Sixty-nine Republican lawmakers voted in opposition to a $36.5 billion invoice for catastrophe reduction, citing considerations in regards to the rising nationwide debt and the shortage of reforms for the National Flood Insurance Program.
“I voted to offer extra money for emergency hurricane reduction just a few weeks in the past, and I’m completely satisfied to offer further assist for Puerto Rico within the devastating scenario they face,” mentioned Rep. Jim Jordan, R-Ohio, in an announcement supplied to The Daily Signal. Jordan was one of many 69 lawmakers who voted in opposition to the invoice Oct. 12.
“But sooner or later we’ve got to search for offsetting cuts elsewhere within the finances as a substitute of constant to borrow and add billions extra to our $20 trillion debt, and we additionally must search for methods to reform the National Flood Insurance Program in order that sooner or later it’s extra solvent,” Jordan added.
Jordan, a former chairman of the conservative House Freedom Caucus, voted no on the package deal together with present House Freedom Caucus Chairman Mark Meadows, R-N.C., and Rep. Mark Walker, R-N.C., chairman of the Republican Study Committee.
A doc launched by the Republican Study Committee detailed the priority conservatives had with voting for the invoice.
“Conservatives could also be involved that the invoice primarily wipes the slate clear on $16 billion the National Flood Insurance Program’s debt owed to the Treasury’s basic fund,” the doc learn. “Conservatives may additionally be involved that regardless of the actual fact the NFIP is roughly $25 billion in debt, this invoice doesn’t include any reforms to start the duty of getting this system on strong monetary footing.”
The doc additionally famous the $36.5 billion invoice was “bigger than the administration’s supplemental request of $29.3 billion.”
Rep. Sean Duffy, R-Wis., mentioned he voted in opposition to the invoice as a result of it was an inappropriate use of funding.
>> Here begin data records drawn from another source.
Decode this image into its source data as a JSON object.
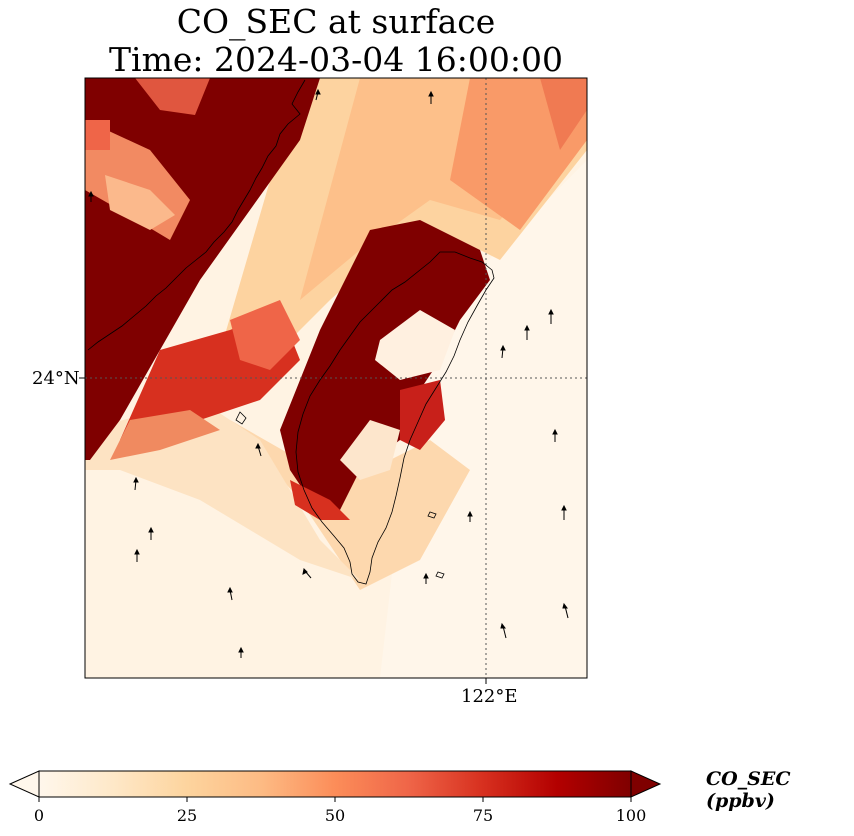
{
  "title": {
    "line1": "CO_SEC at surface",
    "line2": "Time: 2024-03-04 16:00:00"
  },
  "map": {
    "region": "Taiwan",
    "projection_grid": "gridlines dotted",
    "latitude_label": "24°N",
    "longitude_label": "122°E",
    "field": "CO_SEC",
    "features": [
      "coastline",
      "wind-vectors"
    ]
  },
  "colorbar": {
    "label": "CO_SEC (ppbv)",
    "min": 0,
    "max": 100,
    "ticks": [
      "0",
      "25",
      "50",
      "75",
      "100"
    ],
    "colormap": "OrRd",
    "colors": [
      "#fff7ec",
      "#fee8c8",
      "#fdd49e",
      "#fdbb84",
      "#fc8d59",
      "#ef6548",
      "#d7301f",
      "#b30000",
      "#7f0000"
    ]
  }
}
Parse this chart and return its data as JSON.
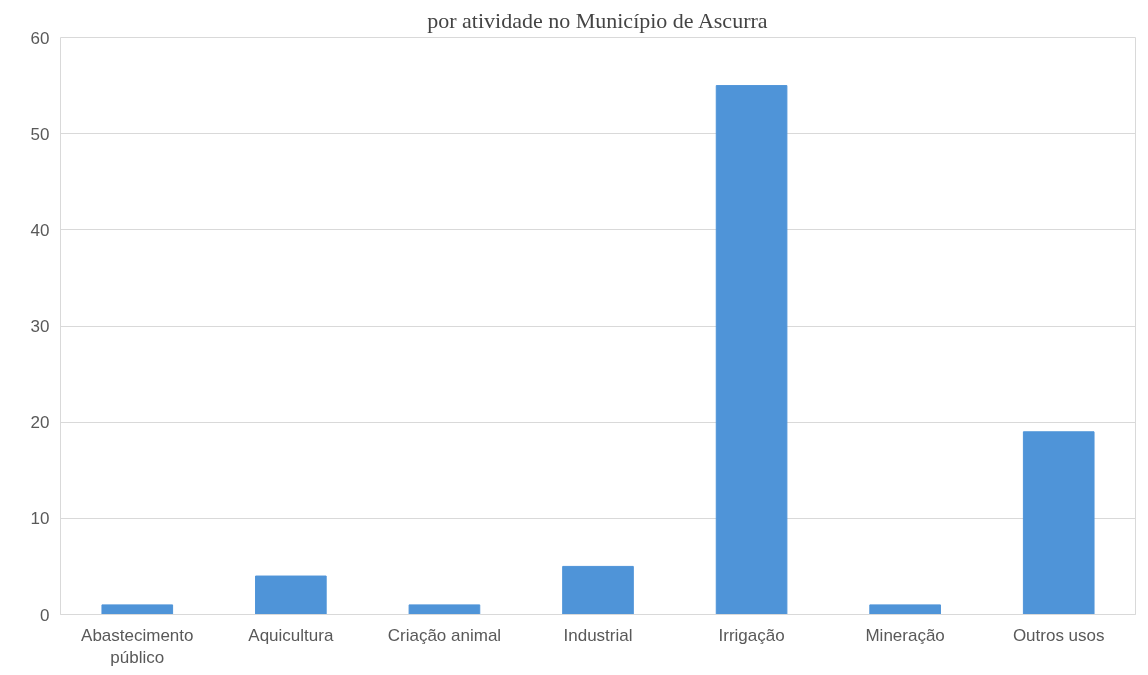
{
  "chart_data": {
    "type": "bar",
    "title": "por atividade no Município de Ascurra",
    "categories": [
      "Abastecimento\npúblico",
      "Aquicultura",
      "Criação animal",
      "Industrial",
      "Irrigação",
      "Mineração",
      "Outros usos"
    ],
    "values": [
      1,
      4,
      1,
      5,
      55,
      1,
      19
    ],
    "color": "#4f94d8",
    "ylim": [
      0,
      60
    ],
    "yticks": [
      0,
      10,
      20,
      30,
      40,
      50,
      60
    ],
    "grid": "y"
  }
}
“I help assist for Puerto Rico,” Duffy mentioned in an announcement to The Daily Signal. “But sadly, the latest invoice was not simply direct reduction to the Island. It included $16 billion in debt forgiveness for the National Flood Insurance Program with none reforms to this system.”
The Republican Study Committee additionally laid out a number of different considerations, together with the actual fact the invoice will increase the deficit and that the invoice was “anticipated to be thought-about as a suspension invoice, and accordingly members will be unable to supply amendments.”
In an op-ed revealed Oct. 11, the Republican Study Committee’s Walker wrote that “Ideally, the federal government ought to run a surplus annually and put the additional cash right into a rainy-day fund.” He added:
Congress ought to plan for worst-case situations to keep away from last-minute scrambling. Governing by disaster is irresponsible, particularly contemplating the nationwide debt is already at $20 trillion. As then-Rep. Mike Pence mentioned after Hurricane Katrina hit in 2005: ‘Congress should make sure that a disaster of nature doesn’t turn out to be a disaster of debt.’
The members who voted in opposition to the invoice are listed right here.
A vote on the invoice within the Senate is predicted this week.